Com o tema “Um olhar da Amazônia”, o evento reúne pesquisadores, professores e estudantes para discutir estratégias de desenvolvimento sustentável e bioeconomia, em conexão com a agenda da COP30

O 2º Workshop Integrativo em Biorrecursos Amazônicos (WIIBA) encerra sua programação nesta sexta-feira (31), no Campus VIII da Universidade do Estado do Pará (Uepa), em Marabá. Com o tema “Um olhar da Amazônia”, o evento reúne pesquisadores, professores e estudantes para discutir estratégias de desenvolvimento sustentável e bioeconomia, em conexão com a agenda da COP30.

As discussões abordam a valorização da biodiversidade amazônica e o fortalecimento das cadeias produtivas do cacau, do açaí e da castanha-do-pará, produtos de destaque na economia regional. O encontro também busca ampliar a integração entre instituições de ensino e pesquisa, como a Uepa, a Universidade Federal do Sul e Sudeste do Pará (Unifesspa) e o Instituto Federal do Pará (IFPA).

Durante a tarde, os participantes discutem a proposta de criação de uma rede de pesquisa em biodiversidade e cadeias produtivas voltada à região de Carajás. Segundo o professor Alisson Rangel Albuquerque, da Uepa, a iniciativa pretende consolidar um banco de dados regional e ampliar o acesso a editais de fomento nacionais e internacionais.

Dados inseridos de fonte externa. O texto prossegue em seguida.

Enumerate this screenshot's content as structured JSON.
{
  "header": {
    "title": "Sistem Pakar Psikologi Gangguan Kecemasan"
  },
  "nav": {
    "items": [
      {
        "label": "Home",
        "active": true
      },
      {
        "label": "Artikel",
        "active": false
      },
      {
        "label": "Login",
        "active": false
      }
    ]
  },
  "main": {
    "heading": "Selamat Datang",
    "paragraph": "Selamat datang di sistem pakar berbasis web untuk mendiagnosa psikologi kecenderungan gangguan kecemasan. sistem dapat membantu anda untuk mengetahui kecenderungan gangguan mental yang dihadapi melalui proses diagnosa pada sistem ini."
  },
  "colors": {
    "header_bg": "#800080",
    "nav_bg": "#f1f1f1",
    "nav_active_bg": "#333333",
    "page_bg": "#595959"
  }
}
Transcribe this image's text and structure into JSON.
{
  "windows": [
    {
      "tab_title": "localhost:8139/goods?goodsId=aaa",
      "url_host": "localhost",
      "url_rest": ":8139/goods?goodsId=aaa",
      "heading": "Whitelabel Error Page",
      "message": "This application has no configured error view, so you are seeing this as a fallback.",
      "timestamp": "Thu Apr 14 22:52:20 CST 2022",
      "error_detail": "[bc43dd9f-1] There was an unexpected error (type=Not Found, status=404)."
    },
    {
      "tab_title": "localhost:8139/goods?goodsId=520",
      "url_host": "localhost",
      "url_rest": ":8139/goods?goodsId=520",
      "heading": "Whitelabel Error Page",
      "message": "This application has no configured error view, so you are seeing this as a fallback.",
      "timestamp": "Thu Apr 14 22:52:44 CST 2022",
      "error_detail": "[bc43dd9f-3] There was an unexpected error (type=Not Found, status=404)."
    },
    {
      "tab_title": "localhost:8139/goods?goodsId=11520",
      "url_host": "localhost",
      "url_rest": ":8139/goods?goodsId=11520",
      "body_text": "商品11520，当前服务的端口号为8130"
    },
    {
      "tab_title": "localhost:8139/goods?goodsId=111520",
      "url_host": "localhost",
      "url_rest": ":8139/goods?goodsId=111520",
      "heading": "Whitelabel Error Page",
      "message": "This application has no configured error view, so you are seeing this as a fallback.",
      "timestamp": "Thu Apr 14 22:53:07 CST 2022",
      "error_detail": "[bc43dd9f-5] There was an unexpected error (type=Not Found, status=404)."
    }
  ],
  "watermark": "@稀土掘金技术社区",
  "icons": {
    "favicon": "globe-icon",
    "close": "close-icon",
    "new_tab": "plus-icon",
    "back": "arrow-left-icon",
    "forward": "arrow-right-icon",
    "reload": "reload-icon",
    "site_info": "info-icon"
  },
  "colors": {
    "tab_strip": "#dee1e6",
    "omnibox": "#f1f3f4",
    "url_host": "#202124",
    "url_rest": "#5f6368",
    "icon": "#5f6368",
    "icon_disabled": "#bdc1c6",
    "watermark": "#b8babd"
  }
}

“A rede também deve contribuir para a criação de cursos, programas de pós-graduação e outras ações de formação e desenvolvimento científico regional”, explica o docente.

O formato itinerante do workshop permite que as atividades ocorram em diferentes cidades. Em outubro, o evento foi sediado em Curuá, com participação de alunos do curso de Engenharia Florestal do programa Forma Pará. Em Marabá e Altamira, as discussões concentram-se em tecnologias aplicadas às cadeias produtivas, com destaque para o uso de drones e o cultivo do cacau, cultura que tem se expandido também em Medicilândia.

O WIIBA conta com a participação de estudantes dos cursos de Engenharia Florestal, Engenharia Ambiental e Sanitária e Biomedicina, que colaboram nas atividades de campo e nas oficinas técnicas.